Many years ago I was doing work in the control and monitoring markets for nuclear power. An intelligent colleague back in the day shared a perspective I have never forgotten and believe it applies. He explained way back then why nuclear generation COULD NEVER SUCCEED broadly. It had NOTHING to do with the approach, it had to do with the degree of broad understanding. The creators and managers of finance and books are stuck in a region of MODEST understanding. It is likely they achieved their lot in life without much of an understanding of mathematics beyond the basics. Supply and demand curves are important but are dumbed down representations of reality. A person can probably be a "star" or "creator" and not have a firm grasp of even calculus. Being able to turn a phrase to effect opinion is a different sort of gift.

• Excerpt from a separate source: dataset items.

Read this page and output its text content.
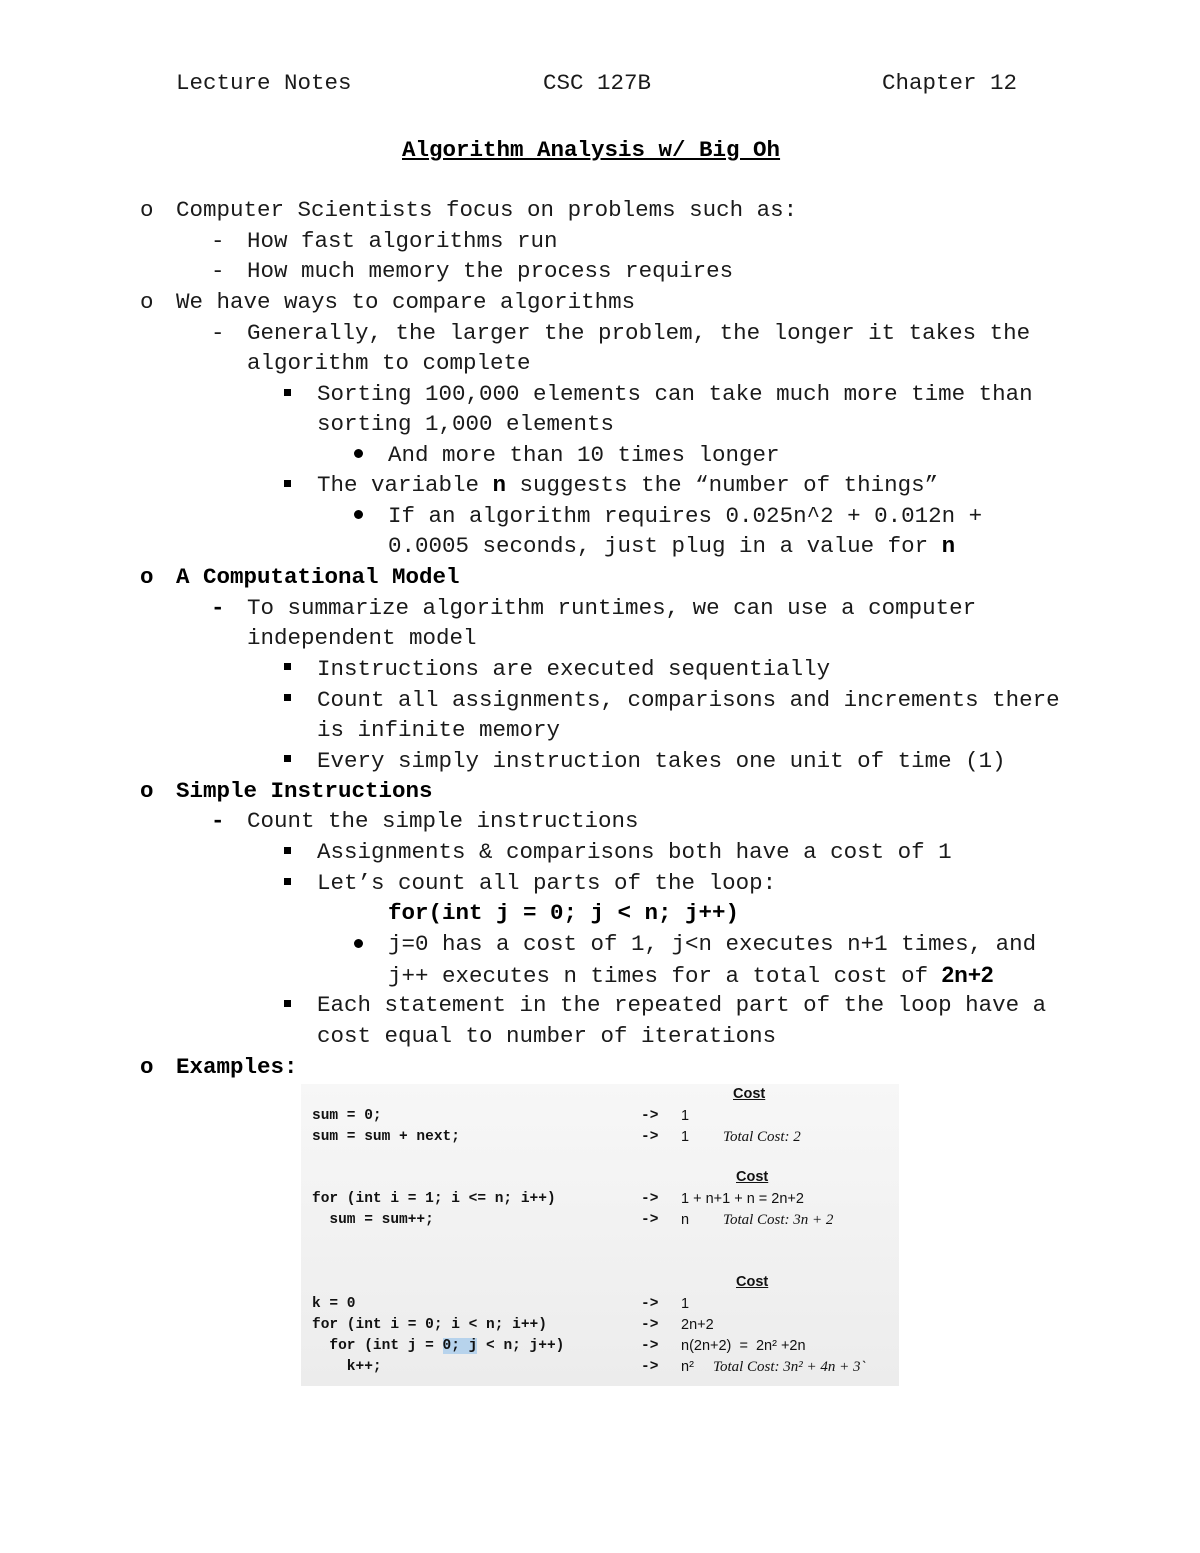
Lecture Notes	CSC 127B	Chapter 12
Algorithm Analysis w/ Big Oh
o Computer Scientists focus on problems such as:
- How fast algorithms run
- How much memory the process requires
o We have ways to compare algorithms
- Generally, the larger the problem, the longer it takes the
algorithm to complete
Sorting 100,000 elements can take much more time than
sorting 1,000 elements
And more than 10 times longer
The variable n suggests the “number of things”
If an algorithm requires 0.025n^2 + 0.012n +
0.0005 seconds, just plug in a value for n
o A Computational Model
- To summarize algorithm runtimes, we can use a computer
independent model
Instructions are executed sequentially
Count all assignments, comparisons and increments there
is infinite memory
Every simply instruction takes one unit of time (1)
o Simple Instructions
- Count the simple instructions
Assignments & comparisons both have a cost of 1
Let’s count all parts of the loop:
for(int j = 0; j < n; j++)
j=0 has a cost of 1, j<n executes n+1 times, and
j++ executes n times for a total cost of 2n+2
Each statement in the repeated part of the loop have a
cost equal to number of iterations
o Examples:
Cost
sum = 0;
sum = sum + next;
->
->
1
1 Total Cost: 2
Cost
for (int i = 1; i <= n; i++)
sum = sum++;
->
->
1 + n+1 + n = 2n+2
n Total Cost: 3n + 2
Cost
k = 0
for (int i = 0; i < n; i++)
for (int j = 0; j < n; j++)
k++;
->
->
->
->
1
2n+2
n(2n+2)  =  2n² +2n
n² Total Cost: 3n² + 4n + 3`
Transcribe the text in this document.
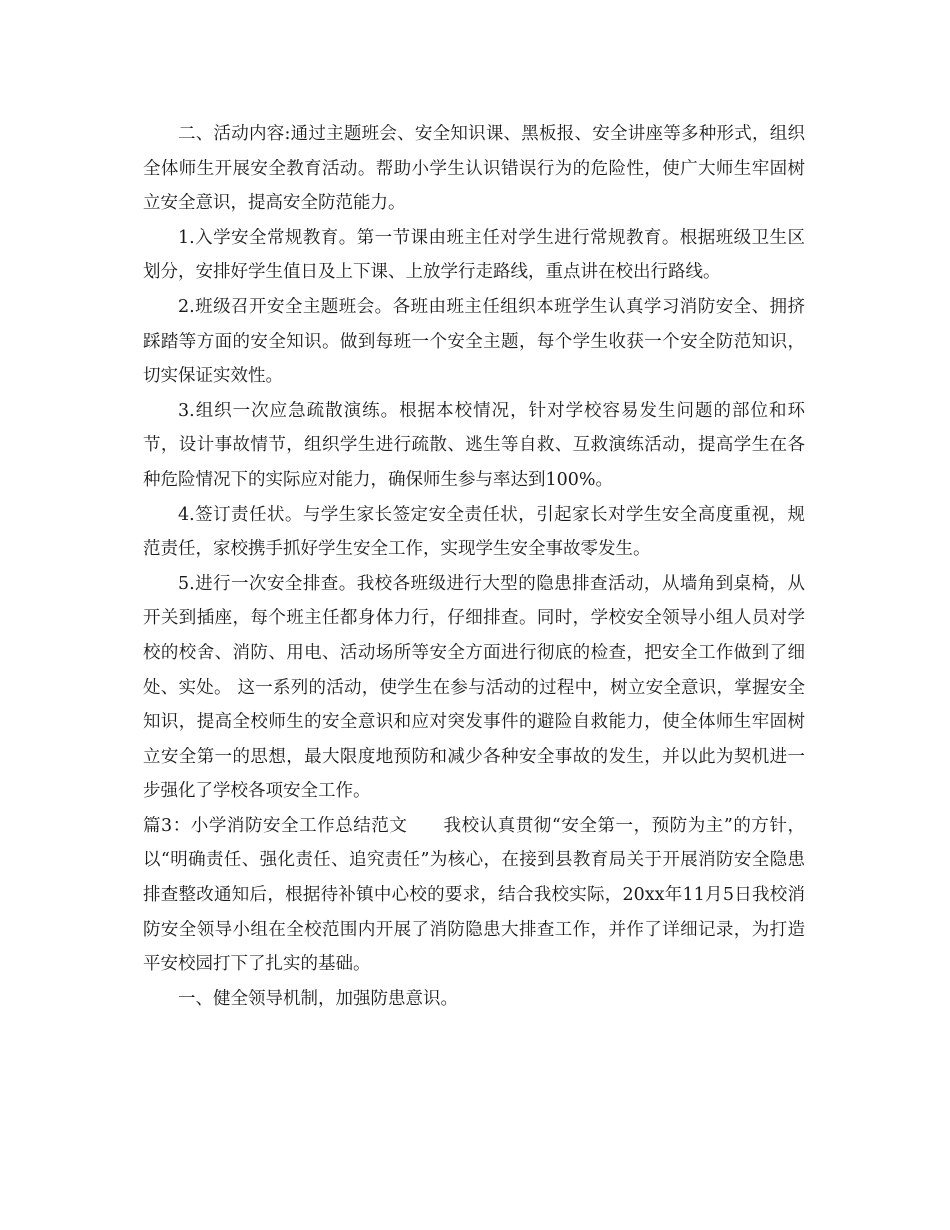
二、活动内容:通过主题班会、安全知识课、黑板报、安全讲座等多种形式，组织全体师生开展安全教育活动。帮助小学生认识错误行为的危险性，使广大师生牢固树立安全意识，提高安全防范能力。

1.入学安全常规教育。第一节课由班主任对学生进行常规教育。根据班级卫生区划分，安排好学生值日及上下课、上放学行走路线，重点讲在校出行路线。

2.班级召开安全主题班会。各班由班主任组织本班学生认真学习消防安全、拥挤踩踏等方面的安全知识。做到每班一个安全主题，每个学生收获一个安全防范知识，切实保证实效性。

3.组织一次应急疏散演练。根据本校情况，针对学校容易发生问题的部位和环节，设计事故情节，组织学生进行疏散、逃生等自救、互救演练活动，提高学生在各种危险情况下的实际应对能力，确保师生参与率达到100%。

4.签订责任状。与学生家长签定安全责任状，引起家长对学生安全高度重视，规范责任，家校携手抓好学生安全工作，实现学生安全事故零发生。

5.进行一次安全排查。我校各班级进行大型的隐患排查活动，从墙角到桌椅，从开关到插座，每个班主任都身体力行，仔细排查。同时，学校安全领导小组人员对学校的校舍、消防、用电、活动场所等安全方面进行彻底的检查，把安全工作做到了细处、实处。 这一系列的活动，使学生在参与活动的过程中，树立安全意识，掌握安全知识，提高全校师生的安全意识和应对突发事件的避险自救能力，使全体师生牢固树立安全第一的思想，最大限度地预防和减少各种安全事故的发生，并以此为契机进一步强化了学校各项安全工作。

篇3：小学消防安全工作总结范文　　我校认真贯彻“安全第一，预防为主”的方针，以“明确责任、强化责任、追究责任”为核心，在接到县教育局关于开展消防安全隐患排查整改通知后，根据待补镇中心校的要求，结合我校实际，20xx年11月5日我校消防安全领导小组在全校范围内开展了消防隐患大排查工作，并作了详细记录，为打造平安校园打下了扎实的基础。

一、健全领导机制，加强防患意识。
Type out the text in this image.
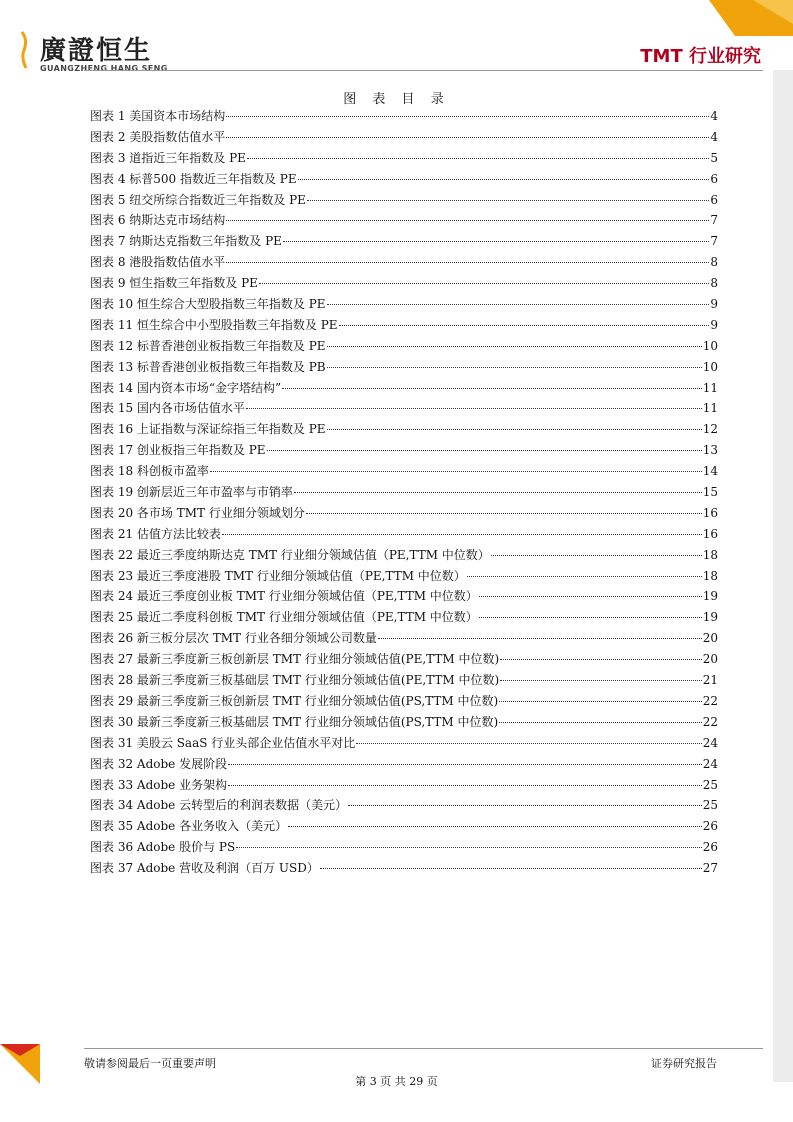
廣證恒生
GUANGZHENG HANG SENG
TMT 行业研究
图 表 目 录
图表 1 美国资本市场结构	4
图表 2 美股指数估值水平	4
图表 3 道指近三年指数及 PE	5
图表 4 标普500 指数近三年指数及 PE	6
图表 5 纽交所综合指数近三年指数及 PE	6
图表 6 纳斯达克市场结构	7
图表 7 纳斯达克指数三年指数及 PE	7
图表 8 港股指数估值水平	8
图表 9 恒生指数三年指数及 PE	8
图表 10 恒生综合大型股指数三年指数及 PE	9
图表 11 恒生综合中小型股指数三年指数及 PE	9
图表 12 标普香港创业板指数三年指数及 PE	10
图表 13 标普香港创业板指数三年指数及 PB	10
图表 14 国内资本市场“金字塔结构”	11
图表 15 国内各市场估值水平	11
图表 16 上证指数与深证综指三年指数及 PE	12
图表 17 创业板指三年指数及 PE	13
图表 18 科创板市盈率	14
图表 19 创新层近三年市盈率与市销率	15
图表 20 各市场 TMT 行业细分领域划分	16
图表 21 估值方法比较表	16
图表 22 最近三季度纳斯达克 TMT 行业细分领域估值（PE,TTM 中位数）	18
图表 23 最近三季度港股 TMT 行业细分领域估值（PE,TTM 中位数）	18
图表 24 最近三季度创业板 TMT 行业细分领域估值（PE,TTM 中位数）	19
图表 25 最近二季度科创板 TMT 行业细分领域估值（PE,TTM 中位数）	19
图表 26 新三板分层次 TMT 行业各细分领域公司数量	20
图表 27 最新三季度新三板创新层 TMT 行业细分领域估值(PE,TTM 中位数)	20
图表 28 最新三季度新三板基础层 TMT 行业细分领域估值(PE,TTM 中位数)	21
图表 29 最新三季度新三板创新层 TMT 行业细分领域估值(PS,TTM 中位数)	22
图表 30 最新三季度新三板基础层 TMT 行业细分领域估值(PS,TTM 中位数)	22
图表 31 美股云 SaaS 行业头部企业估值水平对比	24
图表 32 Adobe 发展阶段	24
图表 33 Adobe 业务架构	25
图表 34 Adobe 云转型后的利润表数据（美元）	25
图表 35 Adobe 各业务收入（美元）	26
图表 36 Adobe 股价与 PS	26
图表 37 Adobe 营收及利润（百万 USD）	27
敬请参阅最后一页重要声明	证券研究报告
第 3 页 共 29 页
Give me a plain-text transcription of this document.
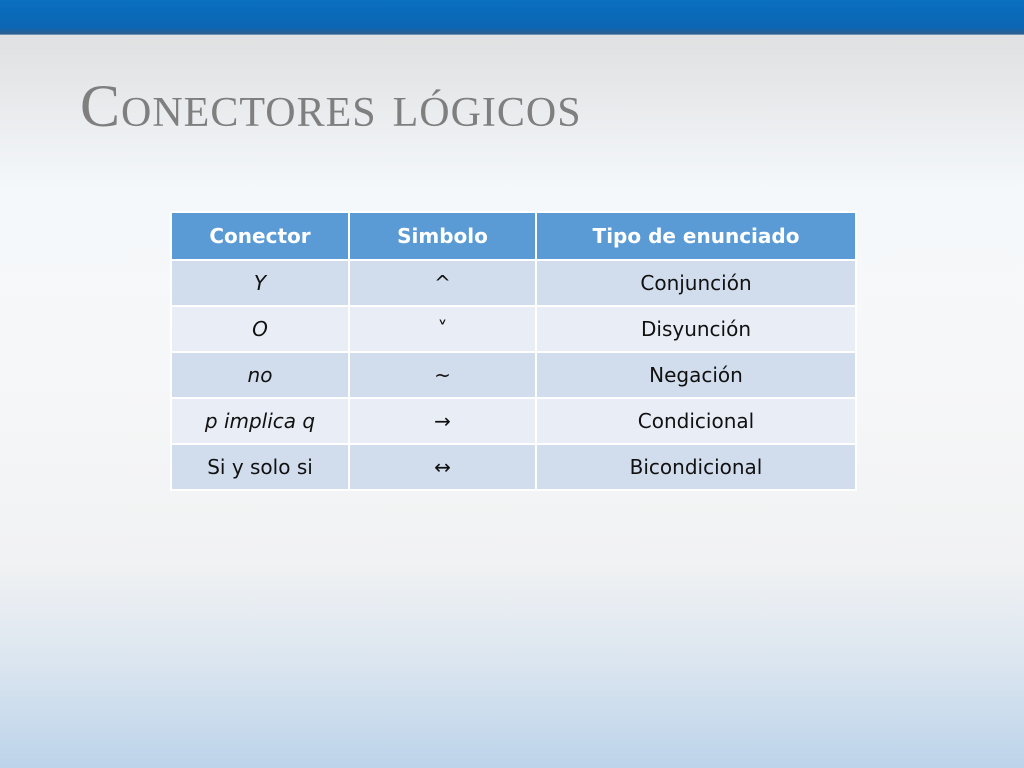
Conectores lógicos
Conector	Simbolo	Tipo de enunciado
Y	^	Conjunción
O	˅	Disyunción
no	~	Negación
p implica q	→	Condicional
Si y solo si	↔	Bicondicional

My colleague observed that ANYTHING we do societally that is based upon even modest complexity will always be speculative, never understood, easily manipulable, and hence feared. It's broad success will be undermined unless broad education were to change. This is why power generated by fission is doomed with the broader public. People just don't really know what a neutron is. We need Michael Lewis to explain it or some writer of a Newsletter. As for conductivity, while people have some grasp of what temperature and pressure are, I would surmise that <<1% of the population knows what conductivity even means!!! Sometimes when I share the old sop "a pint's a pound the world around" I am amazed that people don't even have a general sense of mass and volume. To expect them to translate their Meta/Twitter feelings (mostly based on who they follow) into meaningful predictions or sensibility about something they are in the dark about can only end badly. Their predictions are hence based on nothing more than the "wisdom of the crowd" -- any one they self-select perhaps by experience or taste in clothing. The closest finance has gotten to madness in the markets was flash trading and derivatives. Only Michael Lewis managed the trick or explaining their underlying basis. Our modern world is finally advancing in more realms exponentially. I fear the average person is not firmly comfortable with logarithms.

All of this is a longhand explanation of why imagining early clicking in a predictions / futures market on ANYTHING OF MODEST SCIENTIFIC COMPLEXITY is like betting green on the roulette wheel or who will win the coin flip at the SuperBowl. It is fun, it is harmless, it is NOT predictive. The more complex the concept, the more settling time required before behavior is sensible to even pay attention to.